Like the personal jetpack, I'm still waiting for the system that knows what I'm trying to do and co-ordinates to help me get it done. The one that learns (even crudely!) about my habits and the time of day, my colleagues, their schedules, etc. The one with this knowledge baked in everywhere in the system. For instance, it knows which app's notifications can be ignored for later.

As a start, I'd even settle for a single system that actually uses all the good ideas that have come up in the past 30 years. Let's at least catch up to Douglas Engelbart's vision of the NLS system for augmenting collective knowledge work before we call it a day.

Good search everywhere has been a real improvement, but what about full support for smart annotations for files, events, people and other data? The BeOS file system comes to mind. Search is better when there's better info to search for. If I push it a little, some smart background prediction of categories for documents that'd help me find them later -- that couldn't hurt. Why doesn't a file know who emailed it to me?

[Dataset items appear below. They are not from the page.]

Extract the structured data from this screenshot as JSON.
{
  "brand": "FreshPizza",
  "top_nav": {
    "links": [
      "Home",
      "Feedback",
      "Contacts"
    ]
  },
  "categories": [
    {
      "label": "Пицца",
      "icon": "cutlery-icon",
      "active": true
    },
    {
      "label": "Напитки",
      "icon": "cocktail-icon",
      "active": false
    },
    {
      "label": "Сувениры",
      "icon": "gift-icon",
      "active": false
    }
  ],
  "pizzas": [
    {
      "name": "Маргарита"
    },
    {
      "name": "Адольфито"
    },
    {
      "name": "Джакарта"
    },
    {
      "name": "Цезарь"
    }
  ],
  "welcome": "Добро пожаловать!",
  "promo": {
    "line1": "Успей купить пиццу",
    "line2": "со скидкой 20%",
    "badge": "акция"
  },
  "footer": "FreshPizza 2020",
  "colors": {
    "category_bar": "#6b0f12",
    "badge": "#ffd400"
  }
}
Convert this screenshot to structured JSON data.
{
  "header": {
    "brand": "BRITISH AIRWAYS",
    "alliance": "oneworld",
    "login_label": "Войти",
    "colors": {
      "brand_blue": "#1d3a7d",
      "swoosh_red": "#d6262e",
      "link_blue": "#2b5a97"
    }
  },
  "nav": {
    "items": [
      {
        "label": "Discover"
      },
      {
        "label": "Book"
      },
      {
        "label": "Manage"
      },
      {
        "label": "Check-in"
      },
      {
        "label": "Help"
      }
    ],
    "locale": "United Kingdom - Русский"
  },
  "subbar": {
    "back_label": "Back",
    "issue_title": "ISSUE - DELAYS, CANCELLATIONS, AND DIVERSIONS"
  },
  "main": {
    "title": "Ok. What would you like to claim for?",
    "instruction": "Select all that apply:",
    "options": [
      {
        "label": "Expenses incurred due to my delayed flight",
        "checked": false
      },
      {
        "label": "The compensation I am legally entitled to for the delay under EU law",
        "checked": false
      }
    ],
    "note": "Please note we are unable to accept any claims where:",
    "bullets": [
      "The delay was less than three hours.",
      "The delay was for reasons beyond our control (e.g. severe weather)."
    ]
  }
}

Another blast from the past - maybe OpenDoc was a stretch, but more open document formats and easier flowing data between applications isn't a bad idea - can we expand on that?

This one ties in with mobile devices - Real, honest to god multi-computer network syncing. It can be done - it should be baked in! What if your filesystem was actually an easily merge-able version-controlled document oriented database like CouchDB? Can we use some ideas from distributed version control to make sharing documents on disconnected filesystems work right automatically? I still think the best solution doesn't depend on storing everything on servers (especially public servers).

That leads to the oft-repeated idea of getting rid of "saving". I shouldn't have to commit changes - maybe I want to tag a version, but the data should always be written to disk.

Every app should be able to know about communication (mail, IM, SMS, whatever) that might affect what you're working on in it. Today's apps have uniform access to your files - but not to your messages. This seems like a bad historical distinction - they're both relevant data. For example, why do I have to "save attachments"? It's already on my disk…

What about application and system scripting that really works - that's easy enough for quick things but powerful and fast enough to grow a real program from? Let me start them as visual or spoken one-off commands but then edit and share them as text.

System support for Quicksilver/Launchbar/Ubiquity-style text command lines. Tie this into the scripting system. Make it feel like I tell the computer what to do instead of finding the right app to tell, opening it, etc.

System-wide hypertext - I should be able to create robust links between document parts, messages, people, and other entities. It should be fast to view an annotated list of changes across versions of a document, showing who did them and what they said about it in emails. This shouldn't have to all reside on some central server to work.

Do you have any ideas to add to the list?